‘Biased’ BBC should be devolved to Scotland, says Salmond
Former Scottish First Minister Alex Salmond has called for BBC Scotland to be run by Edinburgh following the broadcaster’s “biased” reporting in the run-up to the Scottish independence referendum last year.
The former Scottish National Party (SNP) leader said the BBC’s Scottish division should be under the “democratic control” of the Scottish Parliament in Holyrood, Edinburgh.
Salmond was a vocal critic of the BBC during the SNP’s pro-independence campaign last year, accusing it of peddling a pro-Union line.
Thousands of independence supporters protested outside the BBC’s offices in Glasgow during the campaign over its perceived bias in reporting.
Speaking to a SNP conference in Glasgow, Salmond said he was “surprised and disappointed” that the BBC had allowed itself to be influenced by a “biased press” largely opposed to a “Yes” vote in favor of Scottish independence.
“Some of the experience of the referendum has scarred the BBC, and there has been some gain from it already from our perspective,” he said.
“This week [SNP leader] Nicola Sturgeon will take her rightful place in the TV debates, which was something that the BBC resisted in court at the last general election.”
Salmond admitted this was “an advance” on previous attempts by the SNP to gain nationwide attention during general election campaigns.
He added: “But in reality I don’t think the broadcasting issue in terms of how it treats Scotland will be properly resolved until we have broadcasting under the remit of our democratic parliament in Scotland.”
The former SNP leader was met with applause from around 2,000 supporters when he attacked the BBC’s news coverage.
One delegate at the conference was greeted with cheers when he announced he had canceled his BBC TV license following the referendum.
Salmond’s comments were attacked by Scottish Liberal Democrat president Sir Malcolm Bruce.
Bruce told The Scotsman newspaper: “The BBC is respected across the globe for its reporting – except for Alex Salmond and his conspiracy theorists.

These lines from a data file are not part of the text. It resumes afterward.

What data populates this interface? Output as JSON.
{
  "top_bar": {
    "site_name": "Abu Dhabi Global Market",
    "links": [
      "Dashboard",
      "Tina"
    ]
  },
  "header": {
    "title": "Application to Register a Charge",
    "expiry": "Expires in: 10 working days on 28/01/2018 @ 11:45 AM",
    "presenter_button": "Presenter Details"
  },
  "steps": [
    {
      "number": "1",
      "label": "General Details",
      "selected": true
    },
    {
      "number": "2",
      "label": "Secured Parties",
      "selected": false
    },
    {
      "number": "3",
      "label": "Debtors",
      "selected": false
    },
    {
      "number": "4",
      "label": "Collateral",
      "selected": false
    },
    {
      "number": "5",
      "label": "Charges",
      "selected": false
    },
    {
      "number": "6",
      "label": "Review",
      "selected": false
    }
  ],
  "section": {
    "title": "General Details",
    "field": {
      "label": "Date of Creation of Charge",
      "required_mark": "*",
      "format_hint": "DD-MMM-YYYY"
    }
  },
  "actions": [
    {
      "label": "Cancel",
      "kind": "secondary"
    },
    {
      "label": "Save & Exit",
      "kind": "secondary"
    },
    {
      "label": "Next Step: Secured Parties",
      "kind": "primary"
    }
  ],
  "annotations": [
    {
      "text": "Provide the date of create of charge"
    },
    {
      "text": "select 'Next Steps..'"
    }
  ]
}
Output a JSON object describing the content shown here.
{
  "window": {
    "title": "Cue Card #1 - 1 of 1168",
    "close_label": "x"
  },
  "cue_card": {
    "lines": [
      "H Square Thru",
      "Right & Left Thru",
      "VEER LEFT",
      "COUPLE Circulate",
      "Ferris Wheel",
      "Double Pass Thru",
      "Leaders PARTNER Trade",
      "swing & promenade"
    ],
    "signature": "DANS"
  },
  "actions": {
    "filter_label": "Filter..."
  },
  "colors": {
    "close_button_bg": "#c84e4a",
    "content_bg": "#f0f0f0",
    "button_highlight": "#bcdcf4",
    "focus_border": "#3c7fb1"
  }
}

It is time for Alex Salmond to stop hunting for excuses for losing the referendum and move on to building a stronger economy and a fairer society.”
A spokesman for BBC Scotland said: “Our coverage of the referendum was fair and balanced and our coverage of the general election is fair and balanced.”
It emerged last week that Salmond had postponed the North American tour of his new book about the SNP’s independence campaign, “The Dream Shall Never Die,” until after the general election.
His headline-grabbing comments and pop star-like reception at the SNP conference over the weekend have prompted some to ask whether Salmond is actually still pulling the strings in the SNP behind the scenes. He stood down as First Minister following the 55-45 percent “No” vote last September.
The new first minister and SNP leader, Nicola Sturgeon, has been forced to reassert her position as leader of the party.
Speaking at the SNP’s spring conference last week, Sturgeon said: “Alex is an asset for the SNP. I think he is an asset for Scotland. The more he’s out there complimenting what I’m doing as party leader, playing a role as part of the SNP team, then that’s good for the SNP.”